His current wife, Kathryn Wiley-Motes, 50, a former divinity student, had worked for about a decade at First Presbyterian Church of Wilmette. Her son, Christopher Motes, was a senior at New Trier High School and was on his way to becoming an Eagle Scout.
Wiley apparently killed his wife and stepson on Saturday, using a Civil War replica muzzle-loading gun that might have belonged to the teen, the newspaper writes. Wiley then committed suicide, probably on Sunday, according to a note he left that said he wasn’t going to return to prison. It indicates that Wiley and his wife argued before the murders, and that the teen may have been shot to death after his mother was killed.

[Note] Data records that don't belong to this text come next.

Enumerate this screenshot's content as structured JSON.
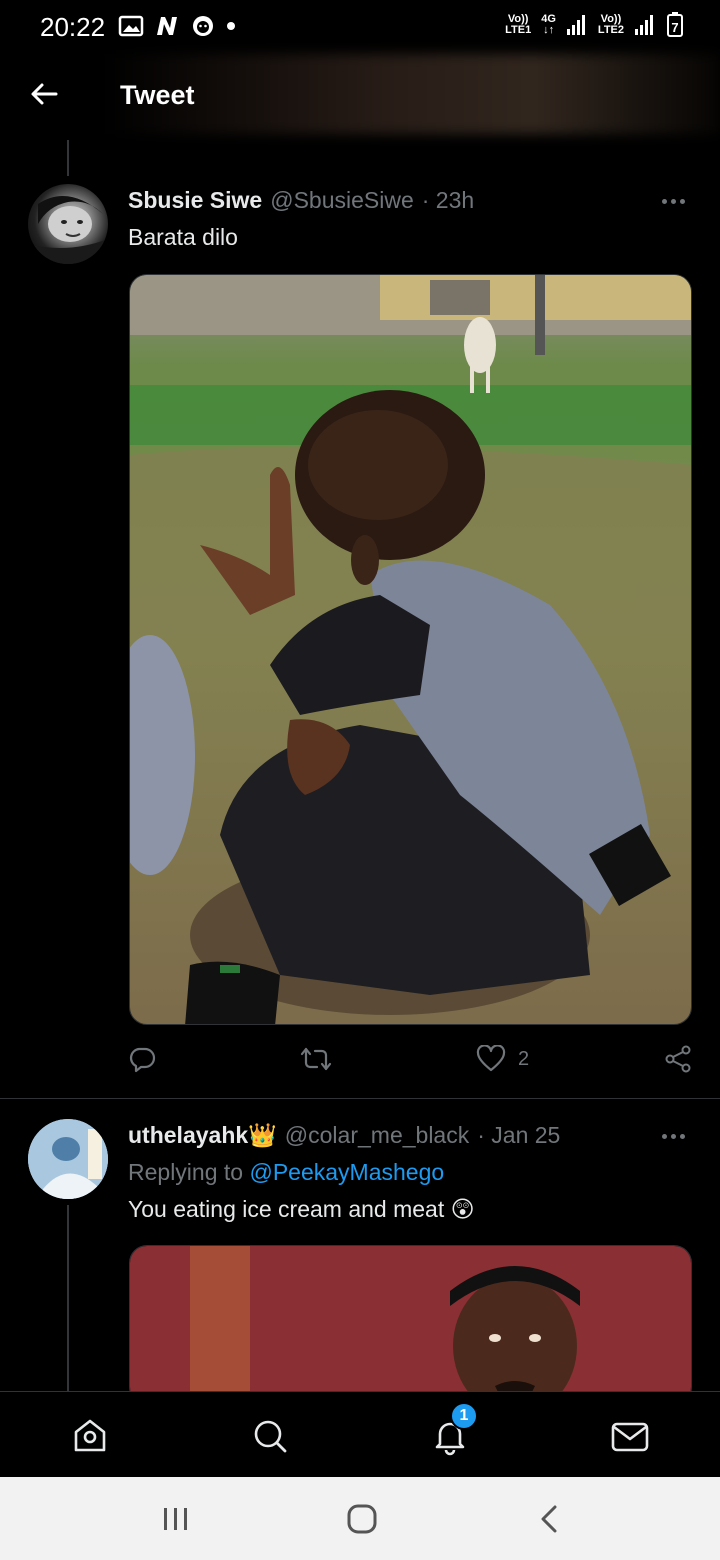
{
  "status_bar": {
    "time": "20:22",
    "icons_left": [
      "gallery-icon",
      "n-icon",
      "face-icon",
      "dot"
    ],
    "sim1": {
      "top": "Vo))",
      "bottom": "LTE1"
    },
    "sim1_network": "4G",
    "sim2": {
      "top": "Vo))",
      "bottom": "LTE2"
    },
    "battery_level": "7"
  },
  "header": {
    "title": "Tweet"
  },
  "tweets": [
    {
      "name": "Sbusie Siwe",
      "handle": "@SbusieSiwe",
      "time": "· 23h",
      "text": "Barata dilo",
      "reply_count": "",
      "retweet_count": "",
      "like_count": "2"
    },
    {
      "name": "uthelayahk",
      "name_emoji": "👑",
      "handle": "@colar_me_black",
      "time": "· Jan 25",
      "replying_prefix": "Replying to",
      "replying_to": "@PeekayMashego",
      "text": "You eating ice cream and meat",
      "text_emoji": "😲"
    }
  ],
  "bottom_nav": {
    "items": [
      "home-icon",
      "search-icon",
      "notifications-icon",
      "messages-icon"
    ],
    "notification_badge": "1"
  },
  "colors": {
    "background": "#000000",
    "text_primary": "#e7e9ea",
    "text_secondary": "#71767b",
    "accent": "#1d9bf0",
    "divider": "#2f3336"
  }
}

Rev. Sarah Sarchet Butter, who is the pastor of First Presbyterian, says the couple met in church. She and deputy police chief Brian King say Wiley-Motes had never reported any prior incidents of domestic violence by Wiley, and Butter adds that Wiley-Motes always insisted she felt safe around Wiley when his murder conviction came up.
However, the former prosecutor who won Wiley’s conviction in his first wife’s murder tells the Chicago Tribune he always feared that Wiley, among all of the violent suspects he tried in his seven years as an assistant Cook County state’s attorney, might someday come looking for him.
“I remember that case vividly,” says James Morici, the former prosecutor, of Wiley’s trial. “Oh, my God. … Sometimes people have asked me over the years if there is anybody I was afraid would come after me. And the only one I could think of was Richard Wiley. I could picture him sitting in the penitentiary, biding his time.”
Updated at 10:10 p.m. on March 3 to include subsequent Chicago Tribune coverage and accord post with updated Sun-Times article.